Winter Haven Police Department Detectives Garrett Boyd and Nicholas Gregory were honored for their work on the Perry Lee Chance case.
When Perry Lee Chance walked into the Winter Haven clothing store where 82-year-old Carol Sleeth was working, Sleeth had no way of knowing the same man would return four days later, rob her and beat her.
Surveillance video shows Chance walking into the store Sept. 16, 2014, where he took money out of the register and beat the victim with his fists. Chance tied her up, gagged her and left her in the store while he stole her keys out of her purse and drove off in her car.
Sleeth called police after she broke free from her bonds and removed the gag from her mouth. She told law enforcement Chance kept “beating and beating” her and that she was “bleeding all over.”
The victim identified Chance as her attacker shortly after the incident. She had a stroke about a year later, which led to her death.
Winter Haven Police Detectives Garrett Boyd and Nicholas Gregory were assigned the case.
Assistant State Attorney Steve Alamia said that a lot of investigative work went into this case.
Boyd and Gregory tracked Chance’s cell phone and located him driving up Interstate-75 in the victim’s vehicle. They plotted it the entire way and found that Chance was up in St. Johns County.
Alamia said Boyd and Gregory went to arrest Chance themselves. When they stopped the car Chance was driving, they found the phone they’d been tracking, the backpack Chance wore in the surveillance video and – laid out on the seat – the shirt and shorts that he was wearing.
But one of the most significant pieces of evidence was that Chance’s cell phone pinged within a mile of the store at the time of the crime. In addition to the phone evidence, Boyd and Gregory compiled surveillance footage of Chance from surrounding areas, leaving no doubt Chance was the one who committed the crime.

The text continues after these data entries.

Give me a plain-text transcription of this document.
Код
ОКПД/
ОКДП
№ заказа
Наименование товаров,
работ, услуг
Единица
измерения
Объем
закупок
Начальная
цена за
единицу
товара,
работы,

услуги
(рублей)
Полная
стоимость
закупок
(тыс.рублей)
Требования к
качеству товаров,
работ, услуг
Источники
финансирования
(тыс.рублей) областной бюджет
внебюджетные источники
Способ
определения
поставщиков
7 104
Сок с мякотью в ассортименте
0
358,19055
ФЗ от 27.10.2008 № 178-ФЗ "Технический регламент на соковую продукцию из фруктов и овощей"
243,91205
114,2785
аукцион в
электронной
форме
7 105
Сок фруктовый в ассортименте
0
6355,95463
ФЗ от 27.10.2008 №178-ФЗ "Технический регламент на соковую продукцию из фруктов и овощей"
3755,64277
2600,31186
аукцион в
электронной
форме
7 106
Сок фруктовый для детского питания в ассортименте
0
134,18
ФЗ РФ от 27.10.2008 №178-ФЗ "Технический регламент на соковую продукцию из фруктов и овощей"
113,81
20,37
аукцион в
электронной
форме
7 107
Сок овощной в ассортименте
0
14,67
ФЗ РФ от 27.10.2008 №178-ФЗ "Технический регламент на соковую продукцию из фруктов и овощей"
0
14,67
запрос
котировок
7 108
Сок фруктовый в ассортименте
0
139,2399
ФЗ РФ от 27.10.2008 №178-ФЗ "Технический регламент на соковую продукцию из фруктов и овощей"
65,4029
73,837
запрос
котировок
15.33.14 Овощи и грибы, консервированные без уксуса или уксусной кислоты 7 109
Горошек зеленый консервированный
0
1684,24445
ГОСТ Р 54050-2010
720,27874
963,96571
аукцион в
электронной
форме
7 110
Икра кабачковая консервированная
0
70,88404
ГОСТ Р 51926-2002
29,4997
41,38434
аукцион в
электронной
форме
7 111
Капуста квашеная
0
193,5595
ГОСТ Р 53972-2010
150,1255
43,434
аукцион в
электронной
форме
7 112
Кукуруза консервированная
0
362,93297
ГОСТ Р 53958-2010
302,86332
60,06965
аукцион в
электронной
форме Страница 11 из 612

Boyd and Gregory were actively involved with the investigation from start to finish, including helping rebuild the case when the victim died.
Chance was found guilty of burglary with an assault, robbery, kidnapping to facilitate a felony, aggravated battery and burglary. He was sentenced to life.
In addition to the time spent working with Alamia, he said, Boyd had a lot of interaction with the victim’s son.
“The victim’s son spoke very highly of Boyd. After we got the conviction, he went to talk to Boyd and thank him. They had a personal connection beyond the fact that he investigated the case,” Alamia said, adding that it was another way Boyd showed his dedication to the case.
“The two detectives went above and beyond the call of duty in assembling the evidence in this case and ensuring the conviction in trial,” Haas said. “They even drove up to St. Johns County, where they arrested the defendant and recovered key evidence in the case.”